詩人・童話作家。岩手県生。盛岡高等農林学校(現・岩手大学)卒。大正10年上京、日蓮宗伝導、童話の創作に励む。帰京後花巻農学校の教師になる。13年詩集『春と修羅』、童話集『注文の多い料理店』を自費出版。15年農学校を依願退職、〈羅須地人会〉を設立、農業指導に活躍。『銀河鉄道の夜』『風の又三郎』などがある。






  

 ところが六月もはじめになって、まだ黄いろなオリザの苗や、芽をださない木をみますと、ブドリはもういても立ってもいられませんでした。このままですぎるなら、森にも野原にも、ちょうどあの年の家族のようになる人がたくさんできるのです。ブドリはまるでものもたべずにいく晩もいく晩も考えました。ある晩ブドリは、クーボー大博士のうちを訪ねました。(略)「カルボナード火山島が、いま爆発したら、この気候を変えるくらいの炭酸ガスをふくでしょうか。」(略)「先生、あれを今すぐふかせられないでしょうか。」「それはできるだろう。
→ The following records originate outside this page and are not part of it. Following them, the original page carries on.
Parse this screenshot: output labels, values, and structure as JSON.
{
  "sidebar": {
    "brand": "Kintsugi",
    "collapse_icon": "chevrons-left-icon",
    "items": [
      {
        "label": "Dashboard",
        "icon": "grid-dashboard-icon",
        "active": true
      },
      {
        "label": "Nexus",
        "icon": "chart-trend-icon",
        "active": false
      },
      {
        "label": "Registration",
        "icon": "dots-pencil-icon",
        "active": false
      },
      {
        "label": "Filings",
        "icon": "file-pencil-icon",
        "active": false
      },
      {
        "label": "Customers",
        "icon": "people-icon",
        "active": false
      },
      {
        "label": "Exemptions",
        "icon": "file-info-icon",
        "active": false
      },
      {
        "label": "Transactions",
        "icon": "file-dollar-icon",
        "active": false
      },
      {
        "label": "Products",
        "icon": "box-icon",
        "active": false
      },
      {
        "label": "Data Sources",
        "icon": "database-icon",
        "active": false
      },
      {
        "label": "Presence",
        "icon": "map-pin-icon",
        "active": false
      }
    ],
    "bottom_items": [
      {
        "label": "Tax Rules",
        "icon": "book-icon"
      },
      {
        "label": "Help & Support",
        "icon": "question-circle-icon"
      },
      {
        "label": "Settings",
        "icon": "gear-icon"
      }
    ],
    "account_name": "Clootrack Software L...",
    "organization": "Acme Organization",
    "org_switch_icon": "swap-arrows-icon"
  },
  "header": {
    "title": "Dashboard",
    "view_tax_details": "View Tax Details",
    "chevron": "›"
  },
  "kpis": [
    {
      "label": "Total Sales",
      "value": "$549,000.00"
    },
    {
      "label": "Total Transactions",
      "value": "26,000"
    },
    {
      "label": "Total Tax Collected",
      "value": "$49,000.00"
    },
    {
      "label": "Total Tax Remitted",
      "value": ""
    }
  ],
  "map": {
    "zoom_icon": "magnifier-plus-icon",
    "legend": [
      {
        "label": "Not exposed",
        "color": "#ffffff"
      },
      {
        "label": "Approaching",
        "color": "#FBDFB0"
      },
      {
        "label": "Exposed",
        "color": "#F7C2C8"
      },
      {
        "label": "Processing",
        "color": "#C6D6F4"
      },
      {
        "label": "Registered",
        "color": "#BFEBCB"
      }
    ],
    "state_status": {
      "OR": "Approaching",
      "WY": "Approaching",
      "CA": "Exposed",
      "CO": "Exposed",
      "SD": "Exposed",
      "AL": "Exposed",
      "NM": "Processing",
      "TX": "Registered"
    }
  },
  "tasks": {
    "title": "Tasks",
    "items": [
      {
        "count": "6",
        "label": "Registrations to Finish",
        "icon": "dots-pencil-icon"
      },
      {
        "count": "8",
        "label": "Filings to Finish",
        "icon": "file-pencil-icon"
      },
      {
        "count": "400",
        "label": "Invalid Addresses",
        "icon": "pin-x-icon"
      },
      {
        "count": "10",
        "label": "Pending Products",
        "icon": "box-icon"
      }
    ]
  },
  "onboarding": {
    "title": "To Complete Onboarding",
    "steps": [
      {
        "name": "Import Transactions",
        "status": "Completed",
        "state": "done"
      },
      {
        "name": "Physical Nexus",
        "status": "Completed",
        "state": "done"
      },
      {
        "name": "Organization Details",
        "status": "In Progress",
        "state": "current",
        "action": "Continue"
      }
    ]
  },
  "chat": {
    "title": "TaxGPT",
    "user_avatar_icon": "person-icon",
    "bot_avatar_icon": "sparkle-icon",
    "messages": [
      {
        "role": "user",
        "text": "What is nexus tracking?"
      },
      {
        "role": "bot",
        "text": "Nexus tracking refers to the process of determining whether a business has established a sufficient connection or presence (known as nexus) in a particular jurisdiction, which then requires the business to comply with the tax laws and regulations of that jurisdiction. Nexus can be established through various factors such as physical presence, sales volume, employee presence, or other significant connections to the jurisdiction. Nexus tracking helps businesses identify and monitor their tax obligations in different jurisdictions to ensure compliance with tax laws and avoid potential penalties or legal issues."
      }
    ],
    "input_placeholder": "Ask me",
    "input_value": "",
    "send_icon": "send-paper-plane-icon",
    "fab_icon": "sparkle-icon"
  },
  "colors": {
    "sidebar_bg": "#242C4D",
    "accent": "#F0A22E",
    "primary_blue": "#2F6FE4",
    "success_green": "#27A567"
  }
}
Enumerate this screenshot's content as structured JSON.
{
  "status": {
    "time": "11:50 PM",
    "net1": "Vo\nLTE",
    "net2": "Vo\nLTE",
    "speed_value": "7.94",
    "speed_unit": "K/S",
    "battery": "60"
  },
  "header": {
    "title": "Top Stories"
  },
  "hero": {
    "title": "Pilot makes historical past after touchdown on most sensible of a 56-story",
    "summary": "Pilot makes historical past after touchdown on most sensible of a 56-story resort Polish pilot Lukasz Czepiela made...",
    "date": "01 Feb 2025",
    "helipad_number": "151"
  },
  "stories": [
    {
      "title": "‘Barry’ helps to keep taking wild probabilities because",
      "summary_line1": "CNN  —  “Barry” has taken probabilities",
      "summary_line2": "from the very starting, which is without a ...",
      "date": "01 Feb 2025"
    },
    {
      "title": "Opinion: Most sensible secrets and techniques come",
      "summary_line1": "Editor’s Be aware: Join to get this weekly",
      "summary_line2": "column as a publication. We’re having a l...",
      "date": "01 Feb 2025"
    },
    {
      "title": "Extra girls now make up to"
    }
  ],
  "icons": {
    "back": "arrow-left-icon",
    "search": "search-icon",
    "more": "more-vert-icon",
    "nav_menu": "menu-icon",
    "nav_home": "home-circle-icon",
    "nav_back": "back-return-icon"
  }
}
けれども、その仕事に行ったもののうち、最期のひとりはどうしても避けられないのでね。」「先生、わたしにそれをやらしてください。」(略)「わたしのようなものは、これからもたくさんできます。わたしよりもっともっと何でもできる人が、わたしよりもっとりっばにもっと美しく、仕事をしたり笑ったりしていくのですから。」(略)それから三日の後、火山局の船が、カルボナード島へいそいで行きました。そこへいくつものやぐらは建ち、電線は連結されました。すっかりしたくができると、ブドリはみんなを船で帰してしまって、じぶんはひとり島に残りました。そしてそのつぎの日、イーハトーブの人たちは、青ぞらが緑いろににごり、日や月が銅いろになったのを見ました。けれどもそれから三、四日たちますと、気候はぐんぐんあたたかくなってきて、その秋はほぼふつうの作柄になりました。そしてちょうど、このお話のはじまりのようになるはずの、たくさんのブドリのおとうさんやおかあさんは、たくさんのブドリやネリといっしょにその冬を、あたたかいたべものと、あかるいたきぎで楽しく暮らすことができたのでした。

(グスコーブドリの伝記)

           


 

 賢治が生まれた年、三陸海岸に大津波があった。賢治は押し寄せてきた津波の頭にのって、短く辛く苦しい期間を激しく生きてきたのだった。昭和6年9月21日、賢治は東京で倒れ、遺書を書いた。
 〈この一生の間どこのどんな子供も受けないやうな厚いご恩をいただきながら、いつも我慢でお心に背きたうたうこんなことになりました。今生で万分の一もつひにお返しできませんでしたご恩はきつと次の生でご報じいたしたいとそれのみを念願いたします。どうかご信仰といふのではなくてもお題目で私をお呼びだしください。そのお題目で絶えずおわび申しあげお答へいたします〉——。
 2年後の同じ日、急性肺炎のために賢治は死んだ。その年にも三陸沿岸に大津波があった。



 

 宮澤賢治が教鞭をとった花巻農学校跡地は、賢治の好きだった銀白楊から名付けられたぎんどろ公園となっている。若芽でみずみずしい公園の芝庭を通りぬけると、坂道の中途に宮澤家の菩提寺身照寺がある。見上げた石段の上に、華やかな花弁を散らし終わったしだれ桜の葉群が、陽光の中、澄みきった空に染まっている。賢治の父は真宗の信者であったが、日蓮宗の熱心な信者となった賢治の死後、改宗して宮澤家の墓も日蓮宗のこの寺に移された。
 本堂裏、杉木立を日傘に宮澤家の墓に並んである賢治供養の五輪塔は絶えることのない華やかな供花を両手に、淡い反射光をうつして明るく輝き、イーハトヴのフィールドの青い空には、二筋の飛行機雲がくっきりと放射状にのびていった。